New York City is ambitious. It recognizes everything that goes wrong—all the flaws, dysfunction, and imperfections—but remains hopeful. When New Yorkers say NYC is the “greatest city in the world,” they know that the pronouncement alone isn’t enough—yet the ambition still persists. Even when told it can’t be done, NYC pushes, fails, and pushes again until it can be done.
Last Saturday, I visited the Empire State Building an hour before closing–no lines, no big crowds. I stood against the fence on the observation deck and looked on as bright lights lined the city all the way to the horizon. I felt so small and looking down on a view like that that it brought me to tears.
I have not traveled much with my family on vacations outside of the country. Since high school I’ve been fortunate to travel on my own, and I’m thankful my parents supported me going on these trips. Scholarships, subsidies, school partnerships—I never would have gotten to see so many parts of the world without these connections.
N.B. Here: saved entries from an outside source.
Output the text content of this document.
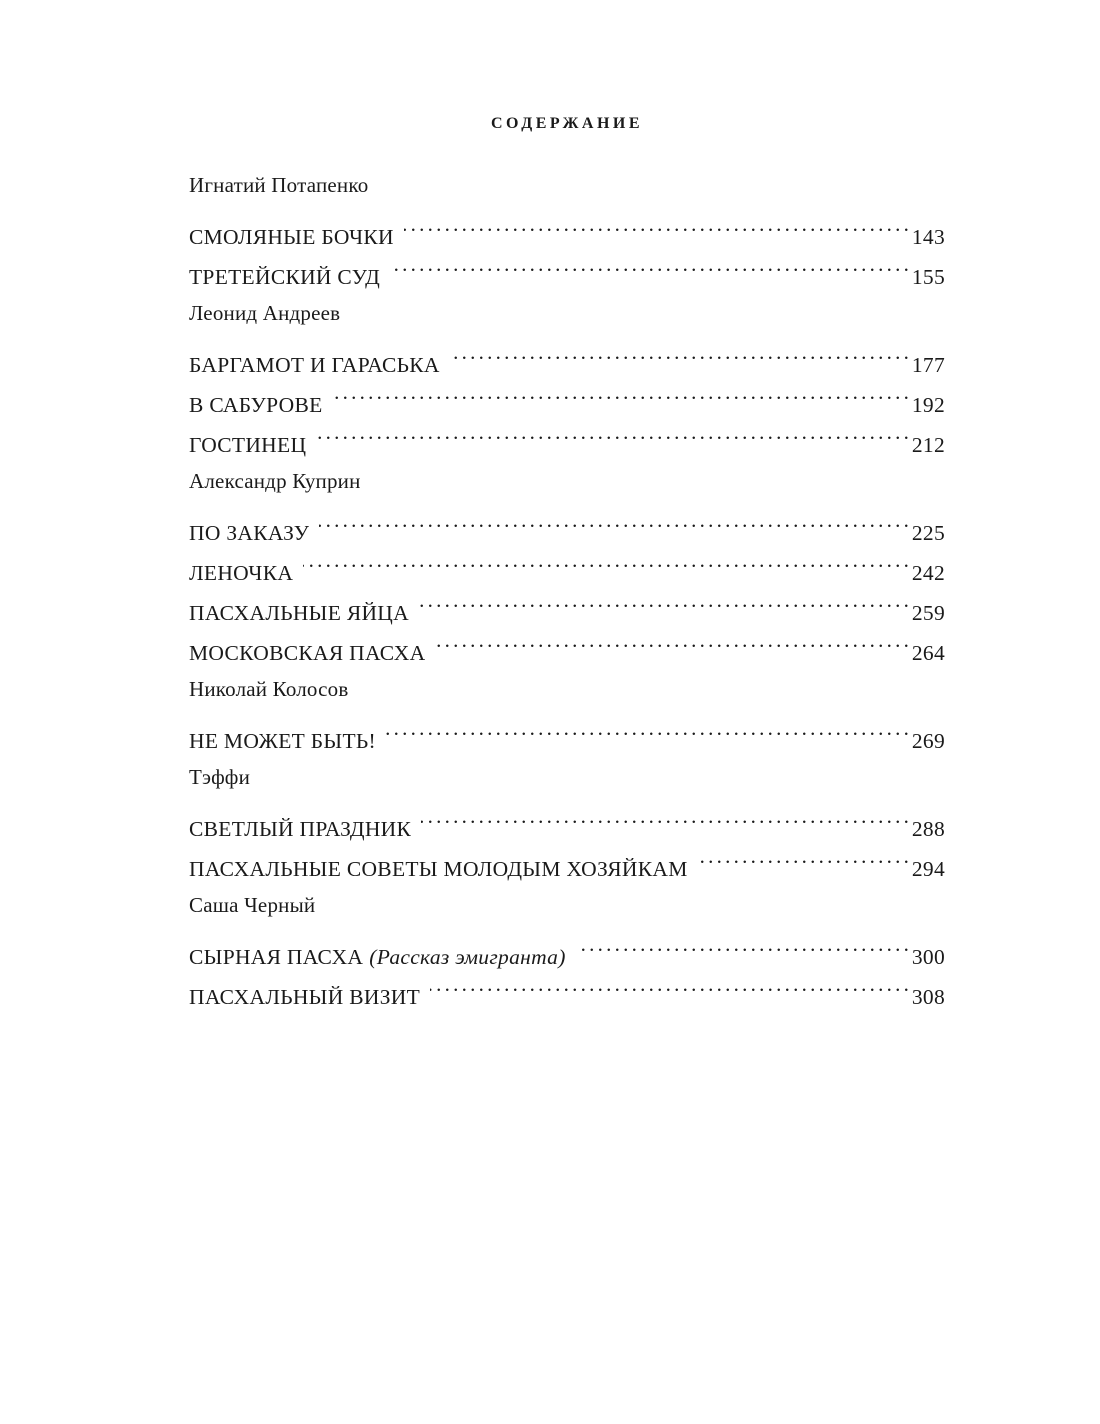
СОДЕРЖАНИЕ
Игнатий Потапенко
СМОЛЯНЫЕ БОЧКИ . . .	143
ТРЕТЕЙСКИЙ СУД . . .	155
Леонид Андреев
БАРГАМОТ И ГАРАСЬКА . . .	177
В САБУРОВЕ . . .	192
ГОСТИНЕЦ . . .	212
Александр Куприн
ПО ЗАКАЗУ . . .	225
ЛЕНОЧКА . . .	242
ПАСХАЛЬНЫЕ ЯЙЦА . . .	259
МОСКОВСКАЯ ПАСХА . . .	264
Николай Колосов
НЕ МОЖЕТ БЫТЬ! . . .	269
Тэффи
СВЕТЛЫЙ ПРАЗДНИК . . .	288
ПАСХАЛЬНЫЕ СОВЕТЫ МОЛОДЫМ ХОЗЯЙКАМ . . .	294
Саша Черный
СЫРНАЯ ПАСХА (Рассказ эмигранта) . . .	300
ПАСХАЛЬНЫЙ ВИЗИТ . . .	308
I have been to South Korea, Moscow, Venice, and now the United States. That night on the observation deck all I could think was I finally made it here. I’m not going to pretend it wasn’t tough. I got knocked down a lot but I always got up—because I wanted to get here, doing what I love, doing it my way.
I won’t pretend to have it all together now. I can still be a mess sometimes. Like New York City, I’m dysfunctional, maybe, but still ambitious. There’s a quote that goes something like, New Yorkers are born all over the place, and when they finally get to New York they realize: “Oh, this is who I am.” It’s cheesy and a bit too idealistic. But hey, that’s part of how I got here in the first place.